New Jersey abortion clinics don’t offer the procedure past 27 weeks. A clinic planned in Hudson County would treat patients up to 34 weeks. (Getty Images)
Abortion foes often criticize New Jersey for allowing abortion “up until the moment of birth,” because the state is one of just nine nationally that sets no limit on when someone can end their pregnancy.
But clinics here don’t provide abortions past the second trimester, which means people who seek abortions after then must head to other states.
That’s expected to change next year, when a nonprofit aims to open an all-trimester clinic in Hudson County that will provide abortion up to 34 weeks, as well as gender-affirming care for all ages, HIV care, and other services.
Dr. Kristyn Brandi, an obstetrician-gynecologist, and Cathy Obando, a nurse practitioner, say the services they will provide at Luminosas Wellness Collective have become critically important as states around the country increasingly restrict or ban them and providers scale back services to dodge protests, funding cuts, or stigma.
“A lot of people have concerns around providing abortion and providing gender-affirming care in the political landscape right now, but we are providing care because we know people need this care and they’ve had very limited access to it,” Brandi said.
New Jersey has become known as a “safe haven” for abortion since the U.S. Supreme Court overturned Roe v. Wade in 2022, with legislators codifying abortion rights here, funding family planning, and passing laws to protect abortion patients and practitioners from states that criminalize it, among other measures.
But most New Jersey clinics cut off abortion access the later a woman goes into pregnancy, with Planned Parenthood providing it up to 16 weeks and 6 days and just two clinics, in Cherry Hill and Englewood, performing the procedure up to 27 weeks and six days into pregnancy. For New Jersey patients seeking abortions at or after 28 weeks, the closest clinics are in Maryland and Washington, D.C.
Late abortions are scarce nationally too, with only 10 providers offering them from 28 to 34 weeks, according to LaterAbortion.org.
Most people who get abortions get them in the first trimester. People seek abortions later than that often because of newly diagnosed health problems with the fetus or parent, or a change of family circumstance such as job loss, said Bonyen Lee-Gilmore of Patient Forward, a national group that advocates against gestational bans. Young people who don’t recognize they’re pregnant until later in a pregnancy also are overrepresented among second- and third-trimester abortions, she added.

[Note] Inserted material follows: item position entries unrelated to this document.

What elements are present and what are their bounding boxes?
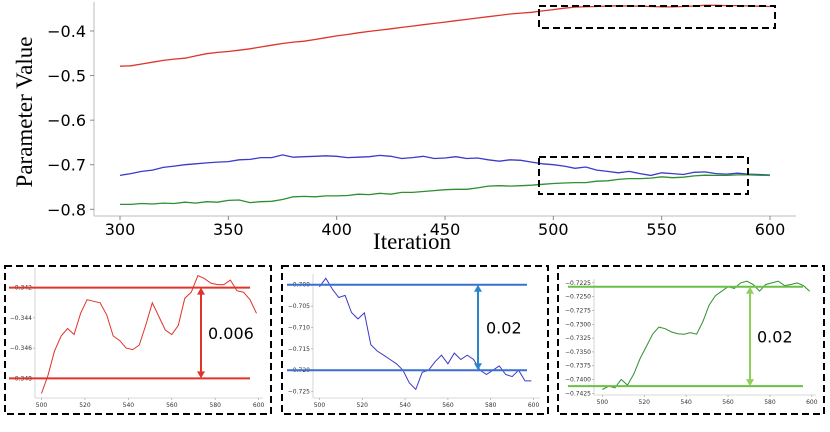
inset-y-tick-label: −0.725 xyxy=(288,389,310,396)
inset-y-tick-label: −0.710 xyxy=(288,324,310,331)
main-series-group xyxy=(119,4,771,206)
inset-x-tick-label: 580 xyxy=(210,402,222,409)
inset-x-tick-label: 520 xyxy=(79,402,91,409)
inset-y-tick-label: −0.705 xyxy=(288,303,310,310)
main-y-label: Parameter Value xyxy=(12,37,37,188)
inset-y-tick-label: −0.7325 xyxy=(565,335,591,342)
inset-y-tick-label: −0.7350 xyxy=(565,349,591,356)
range-annotation: 0.006 xyxy=(208,324,254,343)
inset-x-tick-label: 560 xyxy=(442,402,454,409)
main-y-tick-label: −0.7 xyxy=(47,156,86,175)
main-x-label: Iteration xyxy=(373,229,451,254)
inset-series-line-0 xyxy=(41,274,257,394)
inset-series-line-0 xyxy=(602,280,811,390)
main-x-ticks: 300 350 400 450 500 550 600 xyxy=(105,216,786,239)
inset-chart-green: −0.7225 −0.7250 −0.7275 −0.7300 −0.7325 −0.73… xyxy=(565,279,818,406)
range-annotation: 0.02 xyxy=(486,318,522,337)
inset-x-tick-label: 600 xyxy=(806,399,818,406)
main-series-line-2 xyxy=(120,174,771,206)
inset-x-tick-label: 540 xyxy=(399,402,411,409)
main-series-line-0 xyxy=(119,4,771,67)
inset-y-tick-label: −0.7275 xyxy=(565,307,591,314)
main-x-tick-label: 300 xyxy=(105,220,136,239)
inset-y-tick-label: −0.7375 xyxy=(565,363,591,370)
inset-x-tick-label: 520 xyxy=(357,402,369,409)
main-y-tick-label: −0.6 xyxy=(47,111,86,130)
main-chart: −0.4 −0.5 −0.6 −0.7 −0.8 300 350 400 450 500 550 6… xyxy=(12,2,796,254)
main-x-tick-label: 350 xyxy=(213,220,244,239)
main-x-tick-label: 550 xyxy=(646,220,677,239)
main-x-tick-label: 600 xyxy=(755,220,786,239)
inset-x-tick-label: 500 xyxy=(314,402,326,409)
inset-x-tick-label: 560 xyxy=(722,399,734,406)
range-arrow-head-up xyxy=(474,284,482,292)
inset-x-tick-label: 500 xyxy=(597,399,609,406)
inset-series-line-0 xyxy=(319,277,532,391)
inset-x-tick-label: 540 xyxy=(680,399,692,406)
main-series-line-1 xyxy=(119,154,771,177)
main-y-tick-label: −0.8 xyxy=(47,200,86,219)
main-y-tick-label: −0.4 xyxy=(47,22,86,41)
inset-chart-red: −0.342−0.344−0.346−0.3485005205405605806… xyxy=(9,268,265,409)
main-y-ticks: −0.4 −0.5 −0.6 −0.7 −0.8 xyxy=(47,22,94,219)
range-arrow-head-down xyxy=(474,363,482,371)
inset-frame-green xyxy=(557,265,825,415)
zoom-box-top xyxy=(538,5,776,29)
inset-x-tick-label: 580 xyxy=(764,399,776,406)
inset-x-tick-label: 600 xyxy=(253,402,265,409)
range-arrow-head-down xyxy=(746,379,754,387)
inset-x-tick-label: 580 xyxy=(485,402,497,409)
inset-y-tick-label: −0.346 xyxy=(10,345,32,352)
main-x-tick-label: 500 xyxy=(538,220,569,239)
inset-y-tick-label: −0.7225 xyxy=(565,280,591,287)
inset-x-tick-label: 500 xyxy=(36,402,48,409)
inset-x-tick-label: 600 xyxy=(528,402,540,409)
inset-y-tick-label: −0.7400 xyxy=(565,377,591,384)
range-arrow-head-up xyxy=(746,286,754,294)
range-arrow-head-down xyxy=(197,371,205,379)
inset-x-tick-label: 540 xyxy=(123,402,135,409)
inset-frame-red xyxy=(4,265,272,415)
inset-y-tick-label: −0.715 xyxy=(288,346,310,353)
inset-y-tick-label: −0.7300 xyxy=(565,321,591,328)
main-y-tick-label: −0.5 xyxy=(47,67,86,86)
inset-y-tick-label: −0.7250 xyxy=(565,294,591,301)
main-x-tick-label: 450 xyxy=(430,220,461,239)
range-arrow-head-up xyxy=(197,287,205,295)
inset-frame-blue xyxy=(281,265,549,415)
inset-y-tick-label: −0.344 xyxy=(10,315,32,322)
range-annotation: 0.02 xyxy=(757,327,793,346)
inset-x-tick-label: 520 xyxy=(639,399,651,406)
main-x-tick-label: 400 xyxy=(321,220,352,239)
zoom-box-bottom xyxy=(538,156,749,195)
inset-x-tick-label: 560 xyxy=(166,402,178,409)
inset-y-tick-label: −0.7425 xyxy=(565,390,591,397)
inset-chart-blue: −0.700−0.705−0.710−0.715−0.720−0.7255005… xyxy=(287,274,540,409)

And increasingly, people get abortions in the second trimester or after because some states have created hurdles that can delay getting the procedure, Lee-Gilmore said, including consent requirements, mandates for pre-abortion counseling, or ultrasounds. She added that the costs and logistics of traveling to a different state for abortions, among other things, create more challenges.
“That sort of gauntlet that patients have always had to run in order to access abortion has just gotten more and more complicated in a post-Roe world. And so people are getting pushed later into pregnancy,” she said.
Brandi and Obando know New Jersey’s abortion protections could shift too, as soon as next year when a new governor will take over from term-limited Gov. Phil Murphy. In that race, Democrat Mikie Sherrill has vowed to uphold the state’s abortion protections, but Republican Jack Ciattarelli has said he supports banning abortion after 20 weeks except for rape, incest, or when the health of the mother is in danger.

Marie Tasy, who heads New Jersey Right to Life, said if Brandi and Obando are allowed to move forward with their clinic, it “would leave an indelible stain on New Jersey.”
“This clinic’s stated mission is deeply perverse, making it one of the most extreme examples of the abortion industry’s lack of humanity,” Tasy said.
Brandi and Obando remain committed to open by next summer, with a mission of serving underserved populations that have long faced barriers to health care and dismissive medical professionals. They’re still working to secure a location and aim eventually to train the next generation of providers, as abortion becomes increasingly endangered.
“We have felt the anxiety and the worry patients bring with them when they come in, especially from patients traveling out of state,” Obando said. “They’re definitely grateful for the services and the lifeline that they receive in New Jersey.”
Brandi, a former board chair of Physicians for Reproductive Health, said her commitment to reproductive rights grew after Roe was overturned.
“We need to take care of everybody in our community, and just because the politics are crazy right now, that doesn’t mean that they don’t deserve care,” she said.
She’s gotten hate mail for her work, so she’s tightened security at her home. She and Obando plan to make safety a top priority at their new clinic too.
“It’s scary,” Brandi said. “I think we’re trying to meet the moment. We know that it’s a tough moment for reproductive health care, but if we don’t do it, who will?”